Prove that the function $f(n) = n! - 2^n$ is positive for $n \ge 4$

Question

1. n ∈ N and $P(n) : n! − 2^n > 0$.
2. $P(4) : 4! − 16 > 0$ is true.
3. $P(m)$ is true, m ≥ 4.
4. $m! − 2^m > 0$, from step 3.
5. $(m+1)! − 2^{m+1} = (m+1)\cdot m! − 2\cdot2^m$.
6. $m+1 > 2$, from step 3.
7. $(m+1)(m! − 2^m)>m! − 2^m$, from steps 4 and 5.
8. $P(m+1)$ is true, from steps 4 and 6.
9. $P(m)⇒P(m+1)$.
10. From steps 2 and 9 infer P(n) is true.

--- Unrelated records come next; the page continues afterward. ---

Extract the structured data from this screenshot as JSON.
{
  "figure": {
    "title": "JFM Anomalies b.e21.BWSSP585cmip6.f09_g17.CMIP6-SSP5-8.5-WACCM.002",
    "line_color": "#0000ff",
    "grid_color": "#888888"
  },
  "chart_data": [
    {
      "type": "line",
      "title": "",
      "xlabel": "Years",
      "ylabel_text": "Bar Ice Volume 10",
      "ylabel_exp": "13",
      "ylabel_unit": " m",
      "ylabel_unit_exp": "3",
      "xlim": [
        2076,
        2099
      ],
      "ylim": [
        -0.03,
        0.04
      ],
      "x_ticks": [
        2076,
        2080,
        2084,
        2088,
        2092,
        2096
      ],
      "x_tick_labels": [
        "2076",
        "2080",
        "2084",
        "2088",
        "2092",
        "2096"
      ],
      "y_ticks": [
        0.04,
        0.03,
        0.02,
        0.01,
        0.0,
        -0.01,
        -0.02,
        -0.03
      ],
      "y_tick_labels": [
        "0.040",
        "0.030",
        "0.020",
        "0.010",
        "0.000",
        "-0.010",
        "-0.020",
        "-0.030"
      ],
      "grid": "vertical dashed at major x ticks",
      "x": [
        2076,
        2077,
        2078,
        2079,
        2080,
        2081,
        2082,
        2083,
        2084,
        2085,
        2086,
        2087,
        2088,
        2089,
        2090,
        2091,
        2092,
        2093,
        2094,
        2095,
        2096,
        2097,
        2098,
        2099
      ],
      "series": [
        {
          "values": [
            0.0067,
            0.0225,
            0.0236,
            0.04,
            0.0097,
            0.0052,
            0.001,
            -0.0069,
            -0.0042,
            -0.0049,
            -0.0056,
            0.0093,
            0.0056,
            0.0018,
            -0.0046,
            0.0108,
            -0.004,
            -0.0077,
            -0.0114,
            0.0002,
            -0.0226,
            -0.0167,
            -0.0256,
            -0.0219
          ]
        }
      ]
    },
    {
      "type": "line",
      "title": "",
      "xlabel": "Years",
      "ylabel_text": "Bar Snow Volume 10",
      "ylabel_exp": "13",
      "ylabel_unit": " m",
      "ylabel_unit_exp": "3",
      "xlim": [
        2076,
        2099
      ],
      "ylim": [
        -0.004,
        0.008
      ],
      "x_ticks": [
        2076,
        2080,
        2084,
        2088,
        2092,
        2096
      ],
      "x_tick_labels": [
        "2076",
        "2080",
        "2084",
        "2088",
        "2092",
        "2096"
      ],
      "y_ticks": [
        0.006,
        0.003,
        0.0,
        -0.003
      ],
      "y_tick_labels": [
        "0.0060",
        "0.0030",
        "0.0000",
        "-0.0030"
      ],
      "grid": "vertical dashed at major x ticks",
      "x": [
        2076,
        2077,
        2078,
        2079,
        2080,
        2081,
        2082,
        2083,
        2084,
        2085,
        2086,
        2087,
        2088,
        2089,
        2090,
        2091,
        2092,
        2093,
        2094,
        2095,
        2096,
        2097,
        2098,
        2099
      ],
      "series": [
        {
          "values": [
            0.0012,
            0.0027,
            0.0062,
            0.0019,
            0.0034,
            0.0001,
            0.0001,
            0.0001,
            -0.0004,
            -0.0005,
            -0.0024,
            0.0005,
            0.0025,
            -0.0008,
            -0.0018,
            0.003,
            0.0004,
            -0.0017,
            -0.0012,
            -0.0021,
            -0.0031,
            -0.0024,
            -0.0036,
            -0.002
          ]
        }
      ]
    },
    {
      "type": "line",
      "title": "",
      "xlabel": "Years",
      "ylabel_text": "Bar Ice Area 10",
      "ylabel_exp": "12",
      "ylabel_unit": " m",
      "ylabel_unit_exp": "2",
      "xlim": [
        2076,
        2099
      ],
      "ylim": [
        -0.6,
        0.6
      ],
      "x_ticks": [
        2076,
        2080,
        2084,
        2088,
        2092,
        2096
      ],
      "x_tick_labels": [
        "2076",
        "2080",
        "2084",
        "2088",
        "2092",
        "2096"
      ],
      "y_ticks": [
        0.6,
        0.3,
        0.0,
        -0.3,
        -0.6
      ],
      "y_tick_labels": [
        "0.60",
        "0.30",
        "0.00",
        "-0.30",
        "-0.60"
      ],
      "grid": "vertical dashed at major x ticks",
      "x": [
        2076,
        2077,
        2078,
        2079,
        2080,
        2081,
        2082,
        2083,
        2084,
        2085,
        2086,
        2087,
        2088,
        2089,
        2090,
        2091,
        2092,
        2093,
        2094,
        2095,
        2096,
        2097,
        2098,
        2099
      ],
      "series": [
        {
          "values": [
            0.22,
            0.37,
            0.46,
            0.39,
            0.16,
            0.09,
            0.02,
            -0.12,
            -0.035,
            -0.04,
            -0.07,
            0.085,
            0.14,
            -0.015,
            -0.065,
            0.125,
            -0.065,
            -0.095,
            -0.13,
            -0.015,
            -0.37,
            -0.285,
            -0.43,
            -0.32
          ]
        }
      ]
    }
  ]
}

I don't understand step 5. $(m+1)\cdot m! − 2\cdot 2^m$.

Answer 1

$$\begin{align} (m+1)!&=(m+1)\cdot m\cdot(m-1)\cdots2\cdot1\\ &=(m+1)\cdot m!\\ \end{align}$$

And $$\begin{align} 2^{m+1} &=\underbrace{2\cdot2\cdots2\cdot2}_{m+1 \text{times}}\\ &=2\cdot\underbrace{2\cdot2\cdots2\cdot2}_{m \text{times}}\\ &=2\cdot2^m\\ \end{align}$$

Answer 2

Hint:-

$\left((m+1)!-2^{m+1}\right)-\left(m!-2^{m}\right)=m!(m+1)-2^m>0$

Answer 3

Step 5 is trying to write the result for m+1 in terms of the result for m so that induction can be used.